Dr Strauss suggests that Charlie should learn to type since he finds writing too slow to capture his thoughts. Charlie’s relationship with Alice remains platonic. Charlie is now able to reach out for his memories and sees them with an intense clarity.
Charlie remembers a fight with his young sister, when they were children. She had wanted a dog for doing well at school, but did not want to share it with Charlie, who she found boring and dumb. The hysteria and shouting make young Charlie wet his pants again.
He also remembers Norma telling a friend that Charlie was adopted. This rejection still hurts Charlie deeply.
Analysis
Charlie’s understanding of himself is keen and he is able to access his subconscious mind, at will. Charlie’s memories of his childhood are painful and full of rejection—and they have had a lasting impact on his personality, even as a more intelligent man after his surgery.
June 6
Summary
Charlie has his first quarrel with Alice. He decides to visit her at the school for retarded adults and looks fondly at his old classmates; his unannounced visit annoys Alice. He wants to know why she is upset and Alice says that earlier, Charlie had a warmth and kindness about him which is severely lacking now.
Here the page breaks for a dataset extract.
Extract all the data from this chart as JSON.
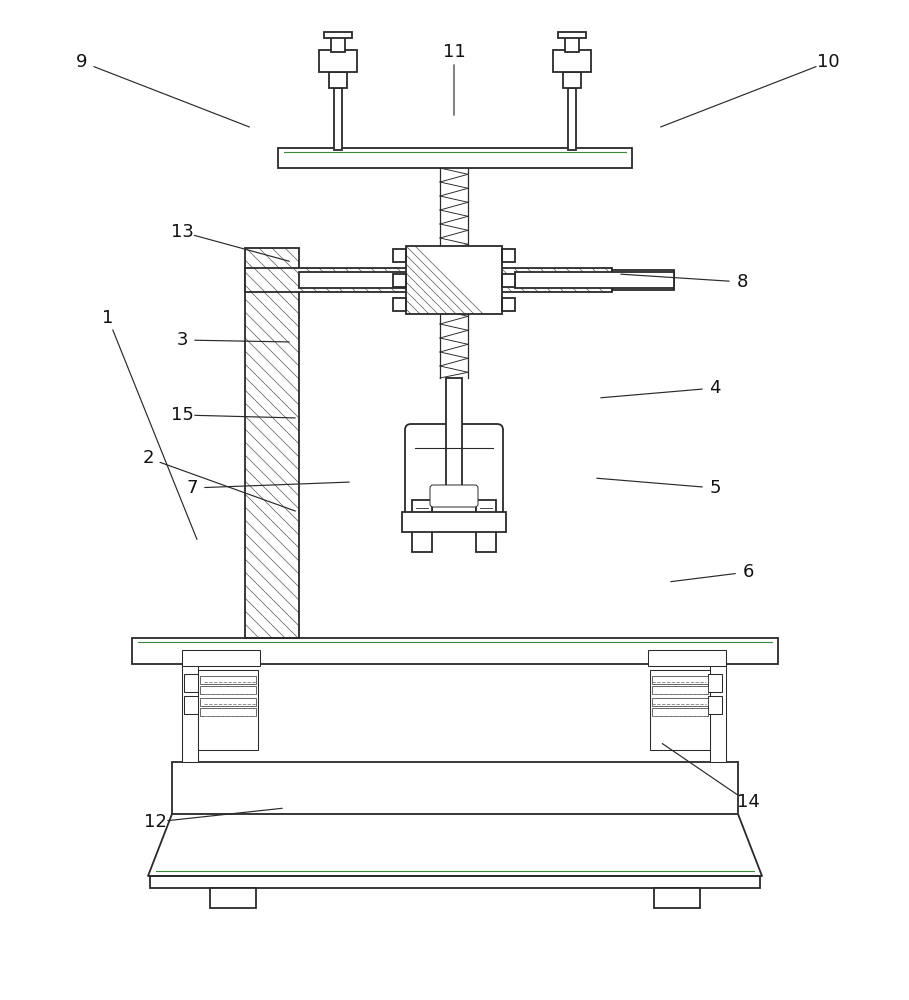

Alice tells Charlie that his heightened intelligence makes her feel dull and childish and she has been tormenting herself trying to keep up with his IQ. Alice refuses to come to the Chicago convention with Charlie—where Charlie is to be presented as a specimen.
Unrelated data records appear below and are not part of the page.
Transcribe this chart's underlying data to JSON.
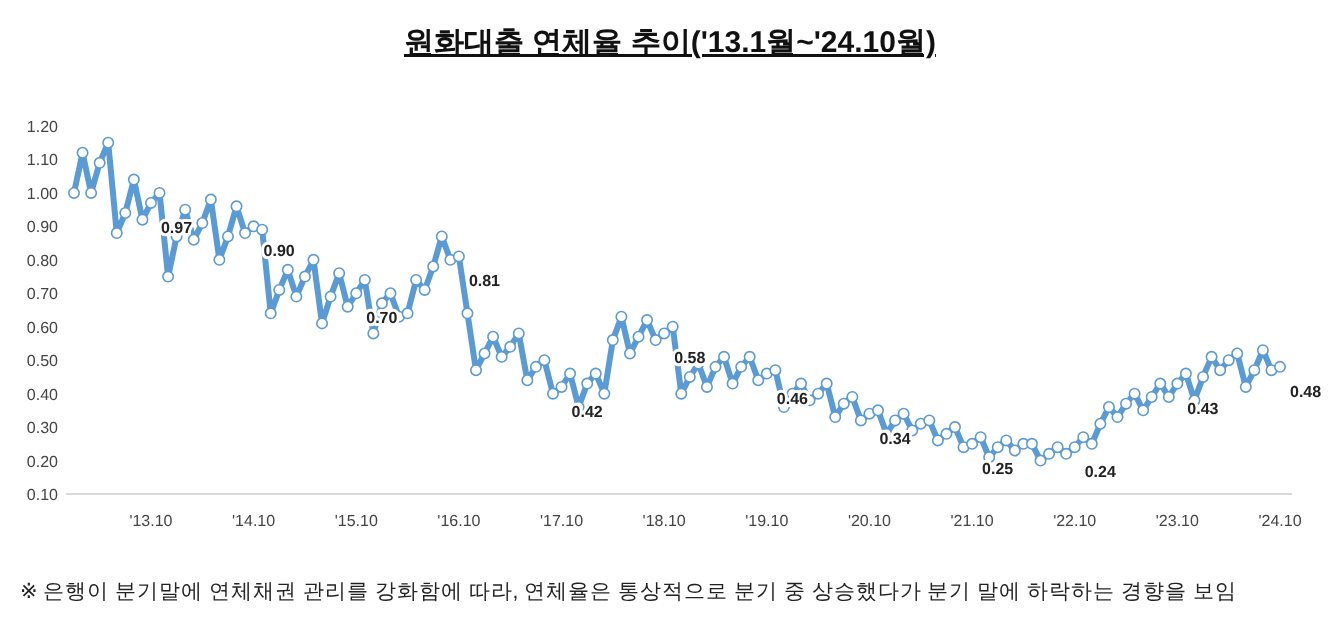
{
  "chart_data": {
    "type": "line",
    "title": "원화대출 연체율 추이('13.1월~'24.10월)",
    "annotations": [
      "※ 은행이 분기말에 연체채권 관리를 강화함에 따라, 연체율은 통상적으로 분기 중 상승했다가 분기 말에 하락하는 경향을 보임"
    ],
    "categories": [
      null,
      null,
      null,
      null,
      null,
      null,
      null,
      null,
      null,
      "'13.10",
      null,
      null,
      null,
      null,
      null,
      null,
      null,
      null,
      null,
      null,
      null,
      "'14.10",
      null,
      null,
      null,
      null,
      null,
      null,
      null,
      null,
      null,
      null,
      null,
      "'15.10",
      null,
      null,
      null,
      null,
      null,
      null,
      null,
      null,
      null,
      null,
      null,
      "'16.10",
      null,
      null,
      null,
      null,
      null,
      null,
      null,
      null,
      null,
      null,
      null,
      "'17.10",
      null,
      null,
      null,
      null,
      null,
      null,
      null,
      null,
      null,
      null,
      null,
      "'18.10",
      null,
      null,
      null,
      null,
      null,
      null,
      null,
      null,
      null,
      null,
      null,
      "'19.10",
      null,
      null,
      null,
      null,
      null,
      null,
      null,
      null,
      null,
      null,
      null,
      "'20.10",
      null,
      null,
      null,
      null,
      null,
      null,
      null,
      null,
      null,
      null,
      null,
      "'21.10",
      null,
      null,
      null,
      null,
      null,
      null,
      null,
      null,
      null,
      null,
      null,
      "'22.10",
      null,
      null,
      null,
      null,
      null,
      null,
      null,
      null,
      null,
      null,
      null,
      "'23.10",
      null,
      null,
      null,
      null,
      null,
      null,
      null,
      null,
      null,
      null,
      null,
      "'24.10"
    ],
    "series": [
      {
        "color": "#5b9bd5",
        "values": [
          1.0,
          1.12,
          1.0,
          1.09,
          1.15,
          0.88,
          0.94,
          1.04,
          0.92,
          0.97,
          1.0,
          0.75,
          0.87,
          0.95,
          0.86,
          0.91,
          0.98,
          0.8,
          0.87,
          0.96,
          0.88,
          0.9,
          0.89,
          0.64,
          0.71,
          0.77,
          0.69,
          0.75,
          0.8,
          0.61,
          0.69,
          0.76,
          0.66,
          0.7,
          0.74,
          0.58,
          0.67,
          0.7,
          0.63,
          0.64,
          0.74,
          0.71,
          0.78,
          0.87,
          0.8,
          0.81,
          0.64,
          0.47,
          0.52,
          0.57,
          0.51,
          0.54,
          0.58,
          0.44,
          0.48,
          0.5,
          0.4,
          0.42,
          0.46,
          0.36,
          0.43,
          0.46,
          0.4,
          0.56,
          0.63,
          0.52,
          0.57,
          0.62,
          0.56,
          0.58,
          0.6,
          0.4,
          0.45,
          0.49,
          0.42,
          0.48,
          0.51,
          0.43,
          0.48,
          0.51,
          0.44,
          0.46,
          0.47,
          0.36,
          0.4,
          0.43,
          0.38,
          0.4,
          0.43,
          0.33,
          0.37,
          0.39,
          0.32,
          0.34,
          0.35,
          0.28,
          0.32,
          0.34,
          0.29,
          0.31,
          0.32,
          0.26,
          0.28,
          0.3,
          0.24,
          0.25,
          0.27,
          0.21,
          0.24,
          0.26,
          0.23,
          0.25,
          0.25,
          0.2,
          0.22,
          0.24,
          0.22,
          0.24,
          0.27,
          0.25,
          0.31,
          0.36,
          0.33,
          0.37,
          0.4,
          0.35,
          0.39,
          0.43,
          0.39,
          0.43,
          0.46,
          0.38,
          0.45,
          0.51,
          0.47,
          0.5,
          0.52,
          0.42,
          0.47,
          0.53,
          0.47,
          0.48
        ],
        "value_labels": [
          null,
          null,
          null,
          null,
          null,
          null,
          null,
          null,
          null,
          "0.97",
          null,
          null,
          null,
          null,
          null,
          null,
          null,
          null,
          null,
          null,
          null,
          "0.90",
          null,
          null,
          null,
          null,
          null,
          null,
          null,
          null,
          null,
          null,
          null,
          "0.70",
          null,
          null,
          null,
          null,
          null,
          null,
          null,
          null,
          null,
          null,
          null,
          "0.81",
          null,
          null,
          null,
          null,
          null,
          null,
          null,
          null,
          null,
          null,
          null,
          "0.42",
          null,
          null,
          null,
          null,
          null,
          null,
          null,
          null,
          null,
          null,
          null,
          "0.58",
          null,
          null,
          null,
          null,
          null,
          null,
          null,
          null,
          null,
          null,
          null,
          "0.46",
          null,
          null,
          null,
          null,
          null,
          null,
          null,
          null,
          null,
          null,
          null,
          "0.34",
          null,
          null,
          null,
          null,
          null,
          null,
          null,
          null,
          null,
          null,
          null,
          "0.25",
          null,
          null,
          null,
          null,
          null,
          null,
          null,
          null,
          null,
          null,
          null,
          "0.24",
          null,
          null,
          null,
          null,
          null,
          null,
          null,
          null,
          null,
          null,
          null,
          "0.43",
          null,
          null,
          null,
          null,
          null,
          null,
          null,
          null,
          null,
          null,
          null,
          "0.48"
        ]
      }
    ],
    "ylim": [
      0.1,
      1.2
    ],
    "yticks": [
      {
        "value": 0.1,
        "label": "0.10"
      },
      {
        "value": 0.2,
        "label": "0.20"
      },
      {
        "value": 0.3,
        "label": "0.30"
      },
      {
        "value": 0.4,
        "label": "0.40"
      },
      {
        "value": 0.5,
        "label": "0.50"
      },
      {
        "value": 0.6,
        "label": "0.60"
      },
      {
        "value": 0.7,
        "label": "0.70"
      },
      {
        "value": 0.8,
        "label": "0.80"
      },
      {
        "value": 0.9,
        "label": "0.90"
      },
      {
        "value": 1.0,
        "label": "1.00"
      },
      {
        "value": 1.1,
        "label": "1.10"
      },
      {
        "value": 1.2,
        "label": "1.20"
      }
    ],
    "grid": false,
    "marker": "circle",
    "line_style": "solid"
  }
}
As Charlie walks home, he realizes that his feelings for Alice changed from worship to love to responsibility and even though he wanted to marry her, they belonged in different worlds with his IQ of 185—as much as they were apart when his IQ was 70. The difference now is only that this time, they both know it.
Analysis
Charlie breaks up with Alice with the realization that he was only clinging on to her for fear of losing a familiar person from his past. There is tremendous sadness in knowing that his heightened intelligence has made him lose his friends and his love—when as a mentally disabled person, he wanted to become smart only to be popular and loved.
June 8
Summary
Charlie roams the city’s streets at night; he meets a lonely woman in the park who shares her life story with him. Her tale becomes sexual and this makes Charlie tense. He kisses her but is not filled with dread as he used to be, with Alice. The woman is pregnant and Charlie tells her she should be ashamed of herself for wanting to sleep with a man, when so heavily pregnant. The woman screams for help which puzzles Charlie and makes him run away. He overhears her lying to people that he tried to rape her and had a gun and a knife on him.
Charlie is able to escape unhurt but is bewildered by his own half-desire to be caught and beaten up; he also remembers his mother, heavily pregnant with his younger sister. Charlie screams a voiceless scream and feels a distant humming in his ears.
Analysis
Charlie has a narrow escape with a deranged woman. Although this is his first sexual experience, it is an unhinged one. Charlie becomes more self-aware in noticing his own desire to be beaten up, to be punished—which he links to his childhood beatings and a constant fear that he always does the wrong thing.